Health Assessments

Here at the Western Downs Health Centre we offer three Health Assessments for different stages in life.

We offer the Over 75 Health Assessments, the 45-49 years Health Assessments and the ATSI Health Assessments.

All Health Assessments are bulk billed.

Some Health Assessments will include an ECG and/or a Spirometry.

A health assessment is an in-depth assessment of a patient. It provides a structured way of identifying health issues and conditions that are potentially preventable or amenable with interventions in order to improve health and/or quality of life.

The purpose of this health assessment is to help identify any risk factors exhibited by a patient that may require further health management. In addition to assessing a person’s health status, a health assessment is used to identify a broad range of factors that influence a person’s physical, psychological and social functioning.

Components of a health assessment for a person aged 75 years and older

The health assessment must include:

  • information collection, including taking a patient history and undertaking or arranging examinations and investigations as required;
  • making an overall assessment of the patient;
  • recommending appropriate interventions;
  • providing advice and information to the patient;
  • keeping a record of the health assessment, and offering the patient a written report about the health assessment, with recommendations about matters covered by the health assessment; and
  • offering the patient’s carer (if any, and if the medical practitioner considers it appropriate and the patient agrees) a copy of the report or extracts of the report relevant to the carer.

Specific components of the health assessment for older people include:

  • measurement of the patient’s blood pressure, pulse rate and rhythm;
  • an assessment of the patient’s medication;
  • an assessment of the patient’s continence;
  • an assessment of the patient’s immunisation status for influenza, tetanus and pneumococcus;
  • an assessment of the patient’s physical function, including the patient’s activities of daily living, and whether or not the patient has had a fall in the last 3 months;
  • an assessment of the patient’s psychological function, including the patient’s cognition and mood; and
  • an assessment of the patient’s social function, including the availability and adequacy of paid and unpaid help, and whether the patient is responsible for caring for another person.

The health professional undertaking the health assessment may also consider:

  • any need the patient may have for community services;
  • whether the patient is socially isolated;
  • the patient’s oral health and dentition; and
  • the patient’s nutrition status.

Components of the health assessment for a person aged between 45 and 49 years

The health assessment must include:

  • information collection, including taking a patient history and undertaking examinations and investigations as clinically required;
  • making an overall assessment of the patient’s health, including the patient’s readiness to make lifestyle changes;
  • initiating interventions and referrals as clinically indicated;
  • providing advice and information; including strategies to achieve lifestyle and behaviour changes;
  • keeping a record of the health assessment, and offering the patient a written report about the health assessment, with recommendations about matters covered by the health assessment; and
  • offering the patient’s carer (if any, and if the medical practitioner considers it appropriate and the patient agrees) a copy of the report or extracts of the report relevant to the carer.

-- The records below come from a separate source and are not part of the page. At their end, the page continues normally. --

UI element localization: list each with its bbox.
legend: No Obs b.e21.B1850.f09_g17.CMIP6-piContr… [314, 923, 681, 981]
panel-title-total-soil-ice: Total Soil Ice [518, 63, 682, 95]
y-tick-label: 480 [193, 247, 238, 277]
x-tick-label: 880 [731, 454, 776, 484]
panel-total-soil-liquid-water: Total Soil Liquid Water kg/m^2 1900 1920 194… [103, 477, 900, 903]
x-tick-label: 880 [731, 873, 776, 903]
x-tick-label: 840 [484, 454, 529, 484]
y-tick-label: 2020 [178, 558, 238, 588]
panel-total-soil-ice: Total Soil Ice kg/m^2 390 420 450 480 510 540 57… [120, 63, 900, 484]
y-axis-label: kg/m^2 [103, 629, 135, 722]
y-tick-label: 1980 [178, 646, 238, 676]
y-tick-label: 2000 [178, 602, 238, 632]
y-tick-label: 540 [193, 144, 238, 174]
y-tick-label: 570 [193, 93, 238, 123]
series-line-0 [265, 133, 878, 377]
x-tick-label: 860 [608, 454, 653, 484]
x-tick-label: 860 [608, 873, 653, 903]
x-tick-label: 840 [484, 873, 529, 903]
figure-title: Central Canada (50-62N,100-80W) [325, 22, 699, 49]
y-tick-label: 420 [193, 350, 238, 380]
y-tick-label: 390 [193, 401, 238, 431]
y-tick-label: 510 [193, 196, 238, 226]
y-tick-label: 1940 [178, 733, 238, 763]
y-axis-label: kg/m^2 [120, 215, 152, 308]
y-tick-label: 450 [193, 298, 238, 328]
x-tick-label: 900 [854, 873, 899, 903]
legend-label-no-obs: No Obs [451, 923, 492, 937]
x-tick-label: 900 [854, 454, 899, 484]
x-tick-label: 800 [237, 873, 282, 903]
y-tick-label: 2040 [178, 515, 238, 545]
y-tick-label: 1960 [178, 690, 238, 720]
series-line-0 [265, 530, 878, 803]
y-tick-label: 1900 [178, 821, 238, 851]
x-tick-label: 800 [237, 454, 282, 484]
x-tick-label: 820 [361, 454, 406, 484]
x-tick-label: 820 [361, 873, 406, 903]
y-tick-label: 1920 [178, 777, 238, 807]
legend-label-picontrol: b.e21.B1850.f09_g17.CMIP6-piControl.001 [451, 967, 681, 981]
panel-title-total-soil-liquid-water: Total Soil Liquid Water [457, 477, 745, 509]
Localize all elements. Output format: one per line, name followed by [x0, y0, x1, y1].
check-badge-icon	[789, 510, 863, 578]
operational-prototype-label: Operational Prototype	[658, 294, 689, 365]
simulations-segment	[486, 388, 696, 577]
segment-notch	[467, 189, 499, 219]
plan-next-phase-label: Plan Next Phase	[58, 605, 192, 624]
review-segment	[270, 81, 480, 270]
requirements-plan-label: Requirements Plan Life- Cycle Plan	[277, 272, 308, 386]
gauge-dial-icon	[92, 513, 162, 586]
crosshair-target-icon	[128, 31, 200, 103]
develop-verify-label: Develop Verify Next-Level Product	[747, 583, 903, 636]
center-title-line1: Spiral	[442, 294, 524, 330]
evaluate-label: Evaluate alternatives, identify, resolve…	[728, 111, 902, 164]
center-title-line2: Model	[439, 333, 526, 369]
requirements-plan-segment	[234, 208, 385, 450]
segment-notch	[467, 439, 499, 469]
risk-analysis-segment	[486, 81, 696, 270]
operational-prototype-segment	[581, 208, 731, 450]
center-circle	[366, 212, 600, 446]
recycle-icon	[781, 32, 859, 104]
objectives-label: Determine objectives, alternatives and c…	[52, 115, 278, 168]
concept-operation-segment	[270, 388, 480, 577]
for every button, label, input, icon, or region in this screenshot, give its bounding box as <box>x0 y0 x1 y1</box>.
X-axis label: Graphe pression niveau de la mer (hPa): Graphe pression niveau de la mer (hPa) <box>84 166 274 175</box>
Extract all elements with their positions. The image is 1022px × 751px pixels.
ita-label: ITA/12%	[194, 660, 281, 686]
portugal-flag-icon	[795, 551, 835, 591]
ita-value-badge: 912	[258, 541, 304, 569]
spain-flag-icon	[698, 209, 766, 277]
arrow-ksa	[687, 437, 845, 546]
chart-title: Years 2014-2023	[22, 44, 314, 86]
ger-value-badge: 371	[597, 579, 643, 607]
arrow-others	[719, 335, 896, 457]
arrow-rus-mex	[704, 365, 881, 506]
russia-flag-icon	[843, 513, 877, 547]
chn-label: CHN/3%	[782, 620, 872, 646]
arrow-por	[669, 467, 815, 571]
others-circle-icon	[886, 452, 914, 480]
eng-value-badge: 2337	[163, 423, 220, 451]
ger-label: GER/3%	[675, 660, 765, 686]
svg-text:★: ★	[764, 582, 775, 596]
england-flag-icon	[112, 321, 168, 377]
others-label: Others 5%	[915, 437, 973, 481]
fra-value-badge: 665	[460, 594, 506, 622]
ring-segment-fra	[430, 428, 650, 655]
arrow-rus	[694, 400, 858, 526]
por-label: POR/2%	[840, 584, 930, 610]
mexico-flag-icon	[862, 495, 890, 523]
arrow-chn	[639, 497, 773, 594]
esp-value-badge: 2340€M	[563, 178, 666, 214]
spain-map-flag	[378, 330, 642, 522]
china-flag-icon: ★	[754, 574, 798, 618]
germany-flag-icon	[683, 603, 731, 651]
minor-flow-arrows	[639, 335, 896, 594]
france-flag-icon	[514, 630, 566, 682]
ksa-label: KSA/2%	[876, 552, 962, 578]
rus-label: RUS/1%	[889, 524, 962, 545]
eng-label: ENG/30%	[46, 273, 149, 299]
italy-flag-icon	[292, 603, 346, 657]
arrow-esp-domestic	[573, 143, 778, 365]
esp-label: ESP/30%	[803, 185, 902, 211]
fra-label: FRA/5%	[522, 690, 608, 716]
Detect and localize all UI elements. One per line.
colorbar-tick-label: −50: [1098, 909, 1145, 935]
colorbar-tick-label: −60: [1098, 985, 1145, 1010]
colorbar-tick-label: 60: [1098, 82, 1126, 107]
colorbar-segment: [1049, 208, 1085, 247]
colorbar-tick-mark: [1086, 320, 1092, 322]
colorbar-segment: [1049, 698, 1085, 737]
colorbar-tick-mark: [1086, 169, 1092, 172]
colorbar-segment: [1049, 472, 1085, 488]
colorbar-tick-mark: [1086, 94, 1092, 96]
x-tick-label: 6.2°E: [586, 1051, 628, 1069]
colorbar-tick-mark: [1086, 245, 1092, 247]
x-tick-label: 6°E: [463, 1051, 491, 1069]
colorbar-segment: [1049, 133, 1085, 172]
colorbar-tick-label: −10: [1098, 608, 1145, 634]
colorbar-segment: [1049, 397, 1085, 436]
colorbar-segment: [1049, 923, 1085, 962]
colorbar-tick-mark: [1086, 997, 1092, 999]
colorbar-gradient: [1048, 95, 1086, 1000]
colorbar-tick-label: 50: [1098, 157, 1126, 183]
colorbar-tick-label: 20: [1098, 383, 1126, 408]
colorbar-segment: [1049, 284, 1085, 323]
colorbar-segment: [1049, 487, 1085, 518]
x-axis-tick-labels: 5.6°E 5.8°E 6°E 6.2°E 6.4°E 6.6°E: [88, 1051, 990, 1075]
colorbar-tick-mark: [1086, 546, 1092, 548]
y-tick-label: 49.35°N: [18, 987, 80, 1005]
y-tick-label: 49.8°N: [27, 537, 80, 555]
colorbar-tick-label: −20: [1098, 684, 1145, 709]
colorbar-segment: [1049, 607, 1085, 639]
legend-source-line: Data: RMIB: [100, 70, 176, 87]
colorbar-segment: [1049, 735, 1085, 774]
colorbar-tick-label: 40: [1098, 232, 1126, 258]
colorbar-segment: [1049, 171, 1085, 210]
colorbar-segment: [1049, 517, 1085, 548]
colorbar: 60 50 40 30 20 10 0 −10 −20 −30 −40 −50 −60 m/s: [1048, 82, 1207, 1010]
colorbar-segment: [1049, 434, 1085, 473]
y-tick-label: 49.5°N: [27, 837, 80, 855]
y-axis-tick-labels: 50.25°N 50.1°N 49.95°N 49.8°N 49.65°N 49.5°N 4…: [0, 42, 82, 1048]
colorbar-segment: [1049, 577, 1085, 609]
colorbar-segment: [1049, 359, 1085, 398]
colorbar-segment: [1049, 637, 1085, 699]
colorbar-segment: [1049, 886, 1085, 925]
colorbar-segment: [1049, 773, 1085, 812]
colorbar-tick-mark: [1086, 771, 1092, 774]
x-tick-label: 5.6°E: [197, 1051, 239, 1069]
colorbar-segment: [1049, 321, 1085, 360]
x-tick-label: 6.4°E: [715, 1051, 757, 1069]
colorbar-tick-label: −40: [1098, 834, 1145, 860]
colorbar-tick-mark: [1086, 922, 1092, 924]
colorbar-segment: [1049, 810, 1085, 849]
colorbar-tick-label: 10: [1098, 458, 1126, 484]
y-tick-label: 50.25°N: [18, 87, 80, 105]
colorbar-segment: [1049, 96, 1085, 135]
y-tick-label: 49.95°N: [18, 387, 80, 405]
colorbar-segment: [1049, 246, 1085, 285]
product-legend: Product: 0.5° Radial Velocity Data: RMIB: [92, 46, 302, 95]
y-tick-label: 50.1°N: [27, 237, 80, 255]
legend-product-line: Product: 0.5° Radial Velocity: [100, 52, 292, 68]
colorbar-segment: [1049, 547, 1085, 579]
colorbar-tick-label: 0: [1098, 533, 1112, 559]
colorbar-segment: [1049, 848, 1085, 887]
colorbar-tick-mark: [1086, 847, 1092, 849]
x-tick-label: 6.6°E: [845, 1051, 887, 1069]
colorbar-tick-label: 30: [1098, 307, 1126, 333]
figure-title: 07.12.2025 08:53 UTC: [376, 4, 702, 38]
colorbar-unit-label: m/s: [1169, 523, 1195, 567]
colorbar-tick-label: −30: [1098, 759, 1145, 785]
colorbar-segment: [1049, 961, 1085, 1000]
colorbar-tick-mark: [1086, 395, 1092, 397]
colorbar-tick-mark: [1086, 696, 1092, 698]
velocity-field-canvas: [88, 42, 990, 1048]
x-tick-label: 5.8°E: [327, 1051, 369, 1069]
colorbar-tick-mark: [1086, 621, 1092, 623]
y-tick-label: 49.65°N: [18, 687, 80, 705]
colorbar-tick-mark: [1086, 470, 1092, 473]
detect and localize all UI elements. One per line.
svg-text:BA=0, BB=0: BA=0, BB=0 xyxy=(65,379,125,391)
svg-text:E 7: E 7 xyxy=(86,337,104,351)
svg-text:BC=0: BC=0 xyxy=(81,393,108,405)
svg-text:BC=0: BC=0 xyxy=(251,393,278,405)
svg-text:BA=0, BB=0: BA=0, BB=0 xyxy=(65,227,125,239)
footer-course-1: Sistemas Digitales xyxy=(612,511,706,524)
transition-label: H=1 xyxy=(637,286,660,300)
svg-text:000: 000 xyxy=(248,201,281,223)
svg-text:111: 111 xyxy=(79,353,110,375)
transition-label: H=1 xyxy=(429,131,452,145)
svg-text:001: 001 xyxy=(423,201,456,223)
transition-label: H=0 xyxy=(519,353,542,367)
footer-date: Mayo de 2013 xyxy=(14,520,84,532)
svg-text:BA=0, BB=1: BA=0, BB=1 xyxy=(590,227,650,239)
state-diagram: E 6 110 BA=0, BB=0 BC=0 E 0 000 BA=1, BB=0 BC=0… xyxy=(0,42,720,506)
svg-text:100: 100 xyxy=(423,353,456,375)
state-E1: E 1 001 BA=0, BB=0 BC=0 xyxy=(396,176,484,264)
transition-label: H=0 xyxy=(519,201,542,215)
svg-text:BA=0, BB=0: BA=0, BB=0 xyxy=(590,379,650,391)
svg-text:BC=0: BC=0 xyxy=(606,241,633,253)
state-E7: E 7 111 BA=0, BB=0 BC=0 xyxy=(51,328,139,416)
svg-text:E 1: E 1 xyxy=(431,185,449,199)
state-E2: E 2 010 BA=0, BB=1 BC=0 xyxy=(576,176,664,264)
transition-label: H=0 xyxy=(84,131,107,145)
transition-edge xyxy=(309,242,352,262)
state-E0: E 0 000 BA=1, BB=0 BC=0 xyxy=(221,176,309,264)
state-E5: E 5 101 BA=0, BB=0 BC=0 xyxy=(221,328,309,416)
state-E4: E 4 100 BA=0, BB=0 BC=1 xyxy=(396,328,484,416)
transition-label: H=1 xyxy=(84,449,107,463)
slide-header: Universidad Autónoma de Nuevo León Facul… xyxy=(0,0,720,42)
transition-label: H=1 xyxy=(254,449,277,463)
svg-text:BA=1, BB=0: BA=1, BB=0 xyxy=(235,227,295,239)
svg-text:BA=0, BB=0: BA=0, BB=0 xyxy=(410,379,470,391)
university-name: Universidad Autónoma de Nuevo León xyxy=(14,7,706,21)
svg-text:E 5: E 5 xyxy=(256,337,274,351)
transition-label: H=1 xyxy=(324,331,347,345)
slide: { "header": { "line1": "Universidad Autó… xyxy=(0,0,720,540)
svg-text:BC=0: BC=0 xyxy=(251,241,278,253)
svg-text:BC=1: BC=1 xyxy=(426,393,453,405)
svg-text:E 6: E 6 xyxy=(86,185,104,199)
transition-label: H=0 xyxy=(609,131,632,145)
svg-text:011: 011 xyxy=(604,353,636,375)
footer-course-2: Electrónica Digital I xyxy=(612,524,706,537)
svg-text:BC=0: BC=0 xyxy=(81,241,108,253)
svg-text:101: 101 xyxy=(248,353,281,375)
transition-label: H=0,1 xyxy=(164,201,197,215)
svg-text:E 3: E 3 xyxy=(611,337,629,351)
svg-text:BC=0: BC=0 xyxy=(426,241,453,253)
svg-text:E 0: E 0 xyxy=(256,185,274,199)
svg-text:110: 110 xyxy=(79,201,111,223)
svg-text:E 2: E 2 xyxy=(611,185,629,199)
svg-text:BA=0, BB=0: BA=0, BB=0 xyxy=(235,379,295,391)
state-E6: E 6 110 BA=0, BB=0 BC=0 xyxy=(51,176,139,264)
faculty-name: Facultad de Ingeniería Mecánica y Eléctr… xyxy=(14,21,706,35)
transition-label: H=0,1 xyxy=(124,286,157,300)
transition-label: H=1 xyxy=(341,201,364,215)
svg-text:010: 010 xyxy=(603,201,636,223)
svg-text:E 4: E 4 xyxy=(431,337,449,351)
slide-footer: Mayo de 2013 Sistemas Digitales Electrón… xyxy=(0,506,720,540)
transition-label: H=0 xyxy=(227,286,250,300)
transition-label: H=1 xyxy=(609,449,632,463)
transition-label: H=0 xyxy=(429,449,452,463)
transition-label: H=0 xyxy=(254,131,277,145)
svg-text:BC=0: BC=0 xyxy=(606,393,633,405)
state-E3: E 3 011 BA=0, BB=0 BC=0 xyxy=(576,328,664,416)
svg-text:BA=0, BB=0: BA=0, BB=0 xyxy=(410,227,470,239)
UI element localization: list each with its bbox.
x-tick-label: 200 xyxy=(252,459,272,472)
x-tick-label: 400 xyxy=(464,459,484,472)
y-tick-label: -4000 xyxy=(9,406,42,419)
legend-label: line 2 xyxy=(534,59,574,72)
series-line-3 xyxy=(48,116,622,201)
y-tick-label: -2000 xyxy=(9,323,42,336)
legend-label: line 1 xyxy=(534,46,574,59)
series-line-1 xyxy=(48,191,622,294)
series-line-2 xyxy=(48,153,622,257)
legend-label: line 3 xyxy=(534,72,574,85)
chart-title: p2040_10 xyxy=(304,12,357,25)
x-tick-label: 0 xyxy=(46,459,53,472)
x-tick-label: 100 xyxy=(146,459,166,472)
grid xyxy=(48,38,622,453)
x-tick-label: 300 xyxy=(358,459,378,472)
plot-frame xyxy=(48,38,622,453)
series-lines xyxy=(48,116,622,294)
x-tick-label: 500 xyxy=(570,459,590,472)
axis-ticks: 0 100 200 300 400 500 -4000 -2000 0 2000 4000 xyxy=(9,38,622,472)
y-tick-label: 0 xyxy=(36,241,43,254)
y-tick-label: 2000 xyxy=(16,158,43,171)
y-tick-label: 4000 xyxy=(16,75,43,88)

Components of the Health Assessment for Aboriginal and Torres Strait Islander people of all ages

The health assessment includes an assessment of the patient’s health, including their physical, psychological and social well-being. It also assesses what preventive health care, education and other assistance should be offered to the patient to improve their health and well-being. It complements existing services already undertaken by a range of health care providers. This health assessment must include:

  • information collection, including taking a patient history and undertaking examinations and investigations as required;
  • making an overall assessment of the patient;
  • recommending appropriate interventions;
  • providing advice and information to the patient;
  • keeping a record of the health assessment, and offering the patient a written report about the health assessment, with recommendations about matters covered by the health assessment; and
  • offering the patient’s carer (if any, and if the medical practitioner considers it appropriate and the patient agrees) a copy of the report or extracts of the report relevant to the carer.

As part of a health assessment, a medical practitioner may develop a simple strategy for the good health of the patient. The strategy should identify any services the patient needs and the actions the patient should take. It should be developed in collaboration with the patient and be documented in the written report on the assessment that is offered to the patient.